Наташа почувствовала, как в ответ на ее волнение маленький человечек внутри нее несколько раз с силой ударил по стенам своего убежища. Она машинально прижала ладонь к животу и с негодованием посмотрела на отца. Это он своим сообщением совершенно выбил ее из колеи, заставил волноваться.

— Здорово, — иронично произнесла она, сделав несколько глубоких вдохов.

— Рано или поздно ты все равно узнала бы правду, — виновато произнес Щеголев. — Я просто хотел, чтобы она не дошла до тебя в извращенном виде.

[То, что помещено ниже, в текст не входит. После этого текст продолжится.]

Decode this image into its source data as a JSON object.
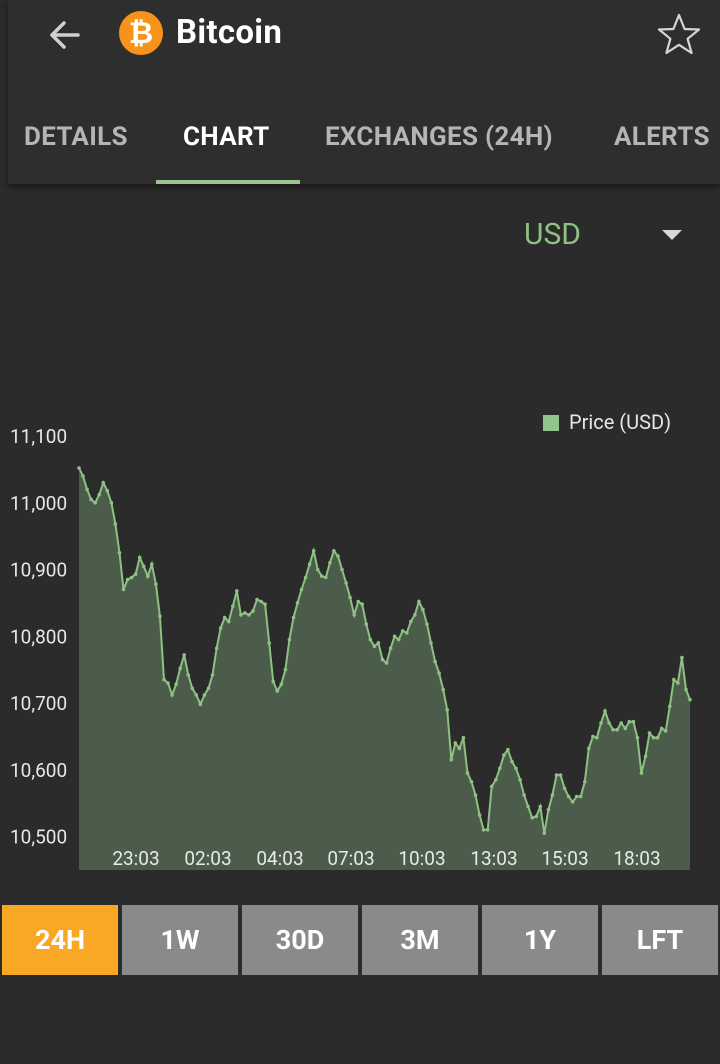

— Сама новость звучит извращенно. Тебе не кажется? — Наташа поправила выбившуюся из-за уха длинную прядь волос. — Как ты мог так поступить с мамой? Неужели ты способен бросить ее после всего, что вы пережили?

— Девочка моя, нельзя жить вместе из чувства благодарности. Любви уже нет. Есть уважение, привычка, наконец. Ведь не женятся люди потому, что испытывают друг к другу бесконечное уважение, ведь нет? Они любят. Вот ты выходила за Севу по любви? Ну, ответь.

— Ты мне еще лекцию прочти на эту тему, — Наташа тяжело поднялась, потирая поясницу. Длинный, широкий махровый халат скрадывал опустившийся в ожидании малыша живот.

— Наташенька, милая, я не знал, что так получится. Жизнь не просчитаешь от и до. Я никогда не думал, что рядом со мной будет другая женщина.

— Все, стоп, хватит! — Наташа сделала предупредительный жест, всем своим видом показывая, что ее терпение на исходе. — Не хочу это слушать. Спасибо, что поставил меня в известность. Мавр сделала свое дело, мавр может уходить.

— Зачем ты так…

— А чего ты ожидал, собственно? Благодарности, восторга: «Ах, папочка, я мечтаю познакомиться с той, которая теперь будет стирать твои носки…»

— Наташа!

— Да, это я. Наталья Львовна собственной персоной. И я желаю, чтобы ты покинул мою квартиру. Скоро вернется Сева. Я должна приготовить что-нибудь на ужин. Это должен был быть прекрасный субботний ужин. Ты все испортил! — Наташа схватилась за голову, сжала ладонями виски. — Бедная мама… А я звоню ей вчера, никто не подходит к телефону.

И тут выражение ее лица резко изменилось. Побледнев, Наташа снова опустилась в кресло. В голове мелькнула страшная мысль, которая сразу стала понятна Льву Николаевичу. Он замахал руками, отчаянно пытаясь остановить поток ужасающих мыслей.

— Нет, нет, она не сделала ничего из того, о чем ты подумала, девочка моя! Она — разумная женщина. Не преувеличивай степень ее отчаяния, — произнес он.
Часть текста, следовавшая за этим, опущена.